MEDIATION AND THE THEORY OF EVERYTHING
/First, let me emphasis that I am very skeptical that there exists a theory of everything, much less one that explains human conflict. And I do not believe that there is a single protocol that resolves conflict. Nevertheless, research has revealed recurring patterns in a wide range of human behaviors. Can these insights be used to help people resolve conflict within the system we broadly refer to as mediation?
In a recent essay, When seeing is deceiving, columnist Craig Silverman lead me to The Ravenous Brain, by the neuroscientist Daniel Bor, and these quotes:
Perhaps what distinguishes us humans from the rest of the animal kingdom is our ravenous desire to find structure in the information we pick up in the world. We cannot help actively searching for patterns – any hook in the data that will aid our performance and understanding.
One problematic corollary of this passion for patterns is that we are the most advanced species in how elaborately and extensively we can get things wrong. We often jump to conclusions – for instance, with astrology or religion. We are so keen to search for patterns, and so satisfied when we’ve found them, that we do not typically perform sufficient checks on our apparent insights. www.tampabay.com/...seeing-is-deceiving/2220248
I think these findings are critical to understanding the nature of any particular conflict. And is it not essential that a mediator understand (or at least have a working hypothesis for understanding) the conflict he is there to help resolve? This understanding may mitigate the mediator's urge to supply the parties with a solution but it begs the question how does a mediator apply these insights? What's a mediator to do with them? Are we educators? Isn't teaching a kind of coercion? Are we morally neutral and capable of removing the spectacles of tradition, prejudice, personal experience and dogma? Can we pretend to be Socrates and simply ask questions that will ultimately lead people to the truth? Or do we acknowledge that we all have an agenda, like it or not?

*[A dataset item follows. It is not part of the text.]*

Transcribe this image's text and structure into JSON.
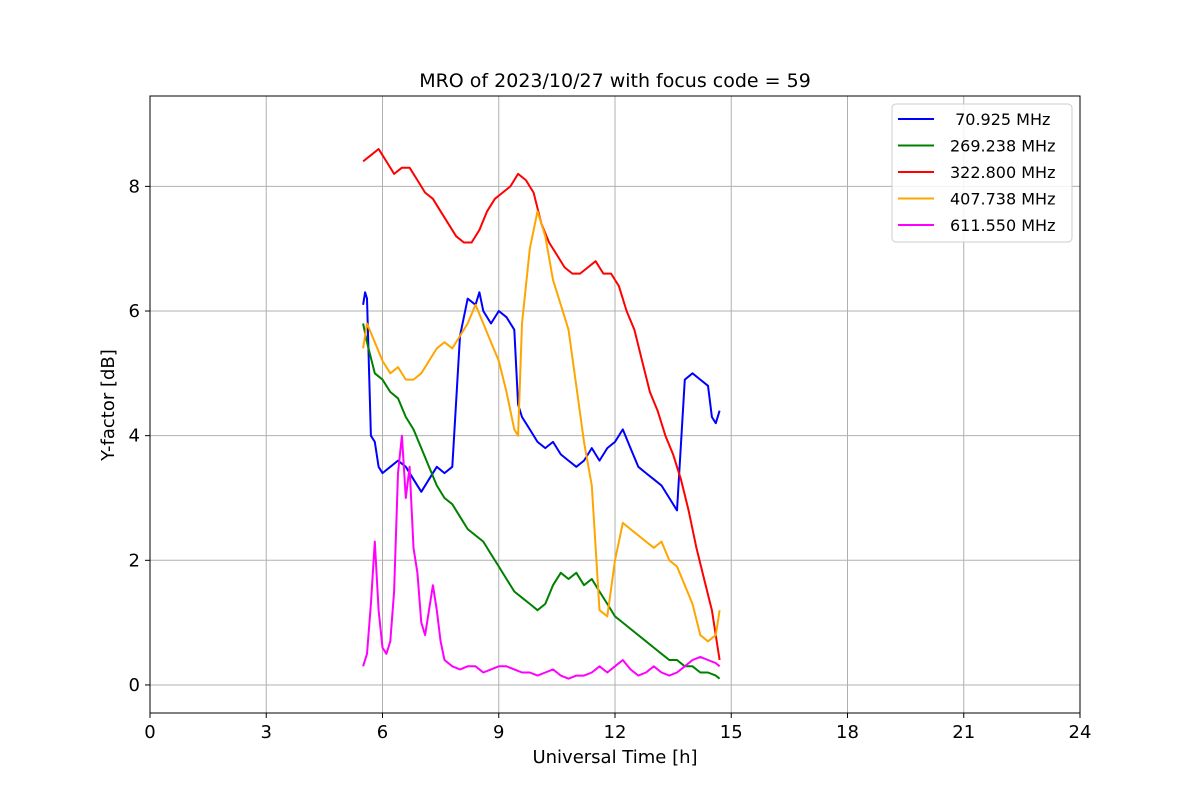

But is it really possible for such neutral communications to occur between men? Is not every human communication a conscious or unconscious impression of one temperament, attitude to life, scale of values, upon another? Are men ever so thoroughly insulated from each other, that the careful avoidance of more than the minimum degree of social intercourse will leave them unsullied, absolutely free to see truth and falsehood, good and evil, beauty and ugliness, with their own eyes? Is this not an absurd conception of individuals as creatures who can be kept pure from all social influence... even that is, without the new knowledge of human beings that we have acquired today, as the result of the labours of psychologists, sociologists, philosophers? Isaiah Berlin, Russian Thinkers, Penguin Classics ebook location 5306,
Unfortunately, these patent contradictions between the mediation vocabulary (neutrality, party self-determination, exploring options, etc.) and what is actually happening in the mediation business are hardly talked about and I think it is time for that to change.